By Tony Davis – Atlanta Gold and Coin Buyers
One of the most popular ways to invest in gold is through exchange traded funds; more commonly referred to as ETFs. There are a few reasons why individuals choose to invest in this form of gold. Most obvious is the convenience of being able to purchase shares through a brokerage account with a couple of keystrokes from a computer. Secondly, it’s possible to invest in shares that are a fraction of standard size gold coins and bars, which provides a bit more flexibility. Thirdly, the expenses associated with investing in ETFs are minimal. Lastly, the round-trip commission associated with buying and selling gold through ETFs are nominal on an annual basis.
While on the surface, investing in gold ETFs may sound like the ideal investment, the fact of the matter is that investing in gold ETFs is a very risky proposition; much more than you may have realized. In this article, we’ll share with you some of the potential pitfalls associated with investing in gold ETFs and why we believe that an investment in physical gold coins and bullion is a superior option.
Investing in ETFs is a way to invest in the gold futures market – not physical gold bullion. Most individuals that purchase shares of a gold ETF are speculating that the price of gold will go higher in the short term or are using the ETF as a hedge. When you sell your shares or exit a position in an ETF, you typically receive the cash equivalent of the total market value of your position as opposed to physical delivery of gold bullion. Only in certain situations are you eligible to receive physical delivery of your holdings. This option is typically only available for individuals or companies that own a significant number of shares, and only to the extent that physical bullion is available for delivery.

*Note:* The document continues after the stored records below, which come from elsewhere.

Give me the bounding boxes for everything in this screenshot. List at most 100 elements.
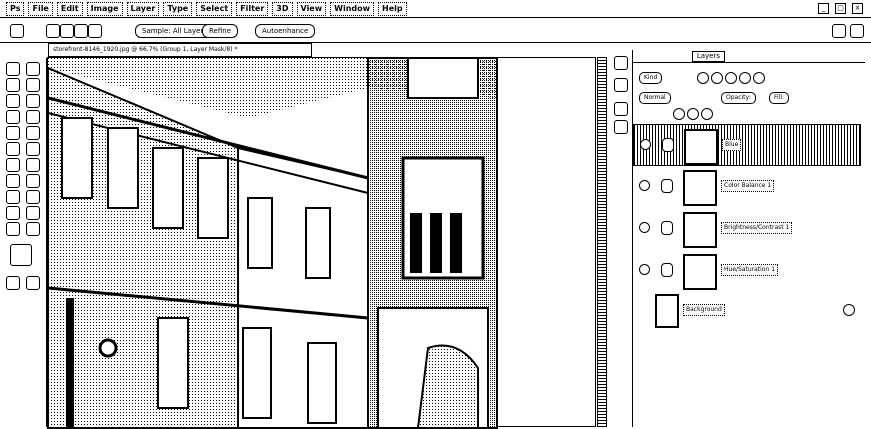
layer-row[interactable]: Color Balance 1 [633, 166, 859, 206]
lock-position-icon[interactable] [687, 108, 699, 120]
background-thumbnail [655, 294, 679, 328]
layer-thumbnail [683, 170, 717, 206]
close-button[interactable]: × [852, 3, 863, 14]
lock-pixels-icon[interactable] [673, 108, 685, 120]
libraries-icon[interactable] [614, 120, 628, 134]
blur-tool-icon[interactable] [26, 158, 40, 172]
visibility-eye-icon[interactable] [639, 180, 650, 191]
layers-panel-header: Layers [633, 50, 865, 63]
layer-mask-link-icon[interactable] [661, 221, 673, 235]
quick-mask-icon[interactable] [6, 276, 20, 290]
history-icon[interactable] [614, 56, 628, 70]
shape-tool-icon[interactable] [6, 206, 20, 220]
color-swatches-icon[interactable] [10, 244, 32, 266]
screen-mode-icon[interactable] [26, 276, 40, 290]
menu-layer[interactable]: Layer [126, 2, 160, 16]
layer-row-selected[interactable]: Blue [633, 124, 861, 166]
move-tool-icon[interactable] [6, 62, 20, 76]
type-tool-icon[interactable] [6, 190, 20, 204]
vertical-scrollbar[interactable] [597, 57, 607, 427]
filter-adjust-icon[interactable] [711, 72, 723, 84]
app-logo: Ps [6, 2, 25, 16]
background-layer-row[interactable]: Background [633, 290, 859, 330]
menu-type[interactable]: Type [163, 2, 193, 16]
adjustments-icon[interactable] [614, 102, 628, 116]
blend-mode-select[interactable]: Normal [639, 92, 671, 104]
menu-3d[interactable]: 3D [272, 2, 293, 16]
layer-mask-link-icon[interactable] [662, 138, 674, 152]
layer-row[interactable]: Hue/Saturation 1 [633, 250, 859, 290]
visibility-eye-icon[interactable] [639, 264, 650, 275]
new-selection-icon[interactable] [46, 24, 60, 38]
path-select-tool-icon[interactable] [26, 190, 40, 204]
filter-smart-icon[interactable] [753, 72, 765, 84]
menu-window[interactable]: Window [330, 2, 374, 16]
layers-panel: Layers Kind Normal Opacity: Fill: Blue C… [633, 50, 871, 427]
more-tools-icon[interactable] [26, 222, 40, 236]
marquee-tool-icon[interactable] [6, 78, 20, 92]
layer-thumbnail [683, 212, 717, 248]
properties-icon[interactable] [614, 78, 628, 92]
gradient-tool-icon[interactable] [6, 158, 20, 172]
layer-mask-link-icon[interactable] [661, 263, 673, 277]
stamp-tool-icon[interactable] [26, 126, 40, 140]
menu-help[interactable]: Help [378, 2, 407, 16]
dodge-tool-icon[interactable] [6, 174, 20, 188]
quick-select-tool-icon[interactable] [6, 94, 20, 108]
lock-icon[interactable] [843, 304, 855, 316]
visibility-eye-icon[interactable] [640, 139, 651, 150]
crop-tool-icon[interactable] [26, 94, 40, 108]
workspace-icon[interactable] [850, 24, 864, 38]
layer-name[interactable]: Blue [722, 139, 742, 151]
search-icon[interactable] [832, 24, 846, 38]
lock-artboard-icon[interactable] [701, 108, 713, 120]
eyedropper-tool-icon[interactable] [6, 110, 20, 124]
layer-mask-link-icon[interactable] [661, 179, 673, 193]
menu-file[interactable]: File [28, 2, 53, 16]
kind-filter[interactable]: Kind [639, 72, 663, 84]
options-bar: Sample: All Layers Refine Autoenhance [0, 18, 871, 43]
subtract-selection-icon[interactable] [74, 24, 88, 38]
fill-label: Fill: [769, 92, 790, 104]
opacity-label: Opacity: [721, 92, 756, 104]
eraser-tool-icon[interactable] [26, 142, 40, 156]
filter-type-icon[interactable] [725, 72, 737, 84]
layer-name[interactable]: Color Balance 1 [721, 180, 775, 192]
panel-icon-strip [608, 50, 633, 427]
filter-shape-icon[interactable] [739, 72, 751, 84]
artboard-tool-icon[interactable] [26, 62, 40, 76]
lasso-tool-icon[interactable] [26, 78, 40, 92]
layer-name[interactable]: Brightness/Contrast 1 [721, 222, 793, 234]
minimize-button[interactable]: _ [818, 3, 829, 14]
zoom-tool-icon[interactable] [6, 222, 20, 236]
hand-tool-icon[interactable] [26, 206, 40, 220]
layer-row[interactable]: Brightness/Contrast 1 [633, 208, 859, 248]
brush-tool-icon[interactable] [6, 126, 20, 140]
layers-tab[interactable]: Layers [691, 51, 725, 62]
pen-tool-icon[interactable] [26, 174, 40, 188]
menu-image[interactable]: Image [86, 2, 123, 16]
refine-button[interactable]: Refine [202, 24, 239, 38]
document-tab[interactable]: storefront-8146_1920.jpg @ 66.7% (Group … [48, 43, 312, 57]
add-selection-icon[interactable] [60, 24, 74, 38]
street-photo [48, 58, 497, 428]
visibility-eye-icon[interactable] [639, 222, 650, 233]
layer-thumbnail [683, 254, 717, 290]
menu-edit[interactable]: Edit [56, 2, 83, 16]
auto-enhance-button[interactable]: Autoenhance [255, 24, 316, 38]
pasteboard [497, 57, 596, 427]
maximize-button[interactable]: □ [835, 3, 846, 14]
healing-tool-icon[interactable] [26, 110, 40, 124]
menu-select[interactable]: Select [196, 2, 233, 16]
menu-filter[interactable]: Filter [236, 2, 269, 16]
toolbox [0, 58, 47, 427]
canvas-image[interactable] [47, 57, 498, 429]
menu-view[interactable]: View [296, 2, 327, 16]
intersect-selection-icon[interactable] [88, 24, 102, 38]
layer-name[interactable]: Hue/Saturation 1 [721, 264, 779, 276]
tool-preset-icon[interactable] [10, 24, 24, 38]
filter-pixel-icon[interactable] [697, 72, 709, 84]
menu-items: Ps File Edit Image Layer Type Select Fil… [6, 2, 407, 16]
layer-name[interactable]: Background [683, 304, 725, 316]
history-brush-icon[interactable] [6, 142, 20, 156]
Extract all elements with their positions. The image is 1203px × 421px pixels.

However, the fact of the matter is that most individuals that sell their position in an ETF are in search of the cash equivalent of their investment as opposed to physical delivery of the bullion. This relatively low physical delivery request allows gold ETFs to continue to operate. But as alluded to above, if needed or requested, the fund that you invest in may not have enough physical bullion on hand to meet redemption requests.
If the purpose of investing in an ETF is to hedge against a declining dollar and provide stability and security, an ETF is not a good option.
As we’ve discussed in the past, the amount of physical bullion held by the large COMEX bullion banks, such as JP Morgan and HSBC, is not sufficient to meet a large physical delivery request. In fact, at the moment, COMEX gold bullion eligible for physical delivery is at its lowest level ever at 351,519 ounces.
In isolation, over 350,000 ounces of physical bullion sounds fairly substantial; however, this compares to aggregate gold open interest of 43.5 million ounces! In other words, the current market value of ETF shares held by individuals and companies is roughly $47.4 billion. You don’t have to be a math major to realize that gold ETFs are currently leveraged at a staggering ratio of 124 to 1. Considering that Lehman Brothers had a leverage ratio of approximately 35 to 1 when it filed for bankruptcy, this is certainly a reason for concern. In fact, we believe that it’s a house of cards that will ultimately collapse when there’s a crisis or a substantial request for physical delivery.
As more individuals come to realize that gold ETFs are highly leveraged (to put it mildly), the more likely that investors will begin exiting their positions. Once individuals lose faith in the gold futures market, the gold futures price will sink like a rock, and will likely blow through any stop losses that you have in place.
How to Invest in Gold
In our opinion, there’s only one way to invest in gold, and that’s through physical gold bullion and coins. We have shared with our readers in the past various gold coin and bullion options that they may want to consider. Many gold coin and bullion options exist; however, we recommend that investors stick with low premium, recognizable and highly liquid options, such as gold bars produced by name brand mints and popular gold coin options, such as gold eagles, gold maple leaf coins, gold krugerrands and gold buffalos, just to name a few.
Your round-trip premium on these coins will be roughly 5% – 7% (assuming that you purchase your gold coins and bullion through a low cost provider), which is reasonable and actually compares favorably with the expenses associated with ETFs and mutual fund expense ratios and other fees (assuming that you plan on holding your coins and bullion for any considerable amount of time). The most important benefit with respect to investing in physical bullion is that you have the items in your possession and aren’t relying on a gold futures market that is highly leveraged and is subject to unraveling.
In summary, we have shared with you some of the potential pitfalls associated with investing in gold through an ETF.
First and foremost, rarely do ETF’s settle contracts in the form of physical bullion.
Secondly, the amount of physical bullion supporting the number of shares outstanding tends to vary and oftentimes isn’t sufficient to meet physical delivery requests.
Thirdly, gold ETFs are oftentimes highly leveraged. At this point in time, the amount of eligible gold for physical delivery is at its lowest level ever while contracts outstanding are valued at approximately $47.4 billion. The current ratio of 124 to 1 is extremely concerning and is at a level at which most companies have gone bankrupt in the past.
Considering the above, we believe that an investment in gold ETFs is a very risky proposition. Rather, we recommend that you invest in low premium gold bullion coins from recognized mints and manufacturers.